What Defines Food Security?

Food security is our ability to maintain access to the nutritious food required to live a healthy life. Food insecurity occurs when this access erodes. Because food accessibility is a basic human entitlement, national governments typically assume the responsibility of ensuring food availability for individuals. The United Nations’ Food and Agriculture Organization (FAO) explains:

Food security exists when all people, at all times, have physical and economic access to sufficient, safe, and nutritious food that meets their dietary needs and food preferences for an active and healthy lifestyle. 

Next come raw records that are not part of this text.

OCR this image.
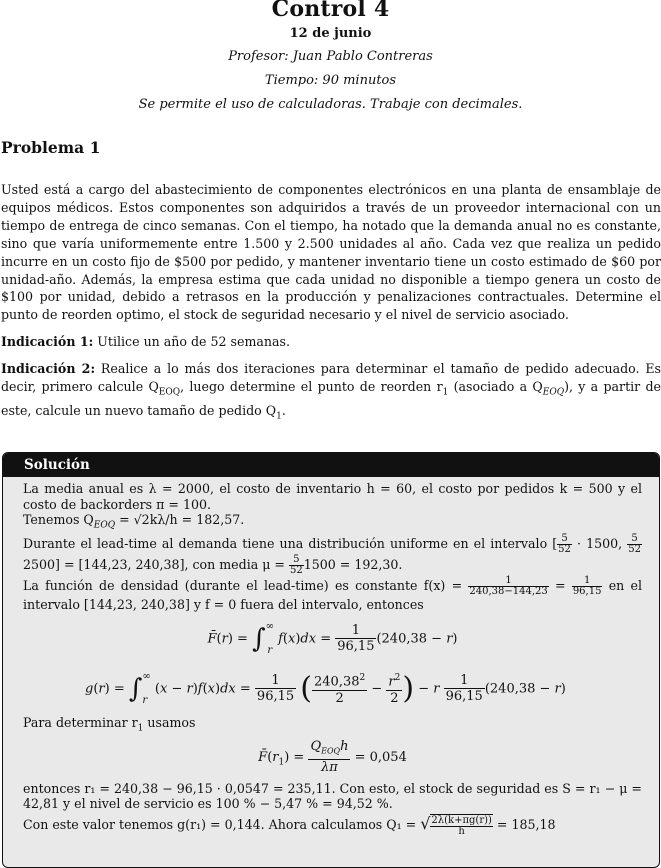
Control 4
12 de junio
Profesor: Juan Pablo Contreras
Tiempo: 90 minutos
Se permite el uso de calculadoras. Trabaje con decimales.
Problema 1

Usted está a cargo del abastecimiento de componentes electrónicos en una planta de ensamblaje de equipos médicos. Estos componentes son adquiridos a través de un proveedor internacional con un tiempo de entrega de cinco semanas. Con el tiempo, ha notado que la demanda anual no es constante, sino que varía uniformemente entre 1.500 y 2.500 unidades al año. Cada vez que realiza un pedido incurre en un costo fijo de $500 por pedido, y mantener inventario tiene un costo estimado de $60 por unidad-año. Además, la empresa estima que cada unidad no disponible a tiempo genera un costo de $100 por unidad, debido a retrasos en la producción y penalizaciones contractuales. Determine el punto de reorden optimo, el stock de seguridad necesario y el nivel de servicio asociado.

Indicación 1: Utilice un año de 52 semanas.

Indicación 2: Realice a lo más dos iteraciones para determinar el tamaño de pedido adecuado. Es decir, primero calcule $Q_{EOQ}$, luego determine el punto de reorden $r_1$ (asociado a $Q_{EOQ}$), y a partir de este, calcule un nuevo tamaño de pedido $Q_1$.

Solución
La media anual es λ = 2000, el costo de inventario h = 60, el costo por pedidos k = 500 y el costo de backorders π = 100.
Tenemos $Q_{EOQ} = √2k\lambda/h = 182,57$.
Durante el lead-time al demanda tiene una distribución uniforme en el intervalo [ $\frac{5}{52} \cdot 1500$, $\frac{5}{52}$
2500] = [144,23, 240,38], con media $\mu = \frac{5}{52} 1500 = 192,30$.
La función de densidad (durante el lead-time) es constante $f(x) = \frac{1}{240,38-144,23} = \frac{1}{96,15}$ en el intervalo [144,23, 240,38] y f = 0 fuera del intervalo, entonces
F̄(r) = ∫ ∞
r
$f(x)dx = \frac{1}{96,15} (240,38 - r)$
g(r) = ∫ ∞
r
$(x - r)f(x)dx = \frac{1}{96,15}$ ( $\frac{240,38^2}{2} - \frac{r^2}{2}$ ) − r $\frac{1}{96,15} (240,38 - r)$
Para determinar $r_1$ usamos
$F̄(r_1)$ =
$Q_{EOQ}h$
λπ
= 0,054
entonces r₁ = 240,38 − 96,15 · 0,0547 = 235,11. Con esto, el stock de seguridad es S = r₁ − μ = 42,81 y el nivel de servicio es 100 % − 5,47 % = 94,52 %.
Con este valor tenemos g(r₁) = 0,144. Ahora calculamos Q₁ = √ $\frac{2\lambda(k+\pi g(r))}{h} = 185,18$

The FAO further describes the four dimensions of food security:



Sufficient quantities of quality food through domestic production or imports



Adequate resources to acquire nutritious food



Reaching a state of nutritional well-being through a healthy diet



Having access to a suitable food supply at all times

Food distribution group

Food Distribution

If we want to address food security, we must first fix how food is distributed.

Maintaining shelf freshness is a common challenge for grocers. This often leads to sub-optimal produce being sold in supermarkets, leading to an all too familiar situation for most of us: having to throw away food you just purchased days prior.

With highly perishable fruits and vegetables, up to 60% of all the food planted could be wasted before ever making it to your dinner plate. In cold Northern climates like Canada, we depend on over 80% of our perishable food being imported into the country. These imports, most commonly from the United States, travel an average of almost 3,000km before making their way into our kitchens. If we want to reduce food waste, we must grow locally to feed locally.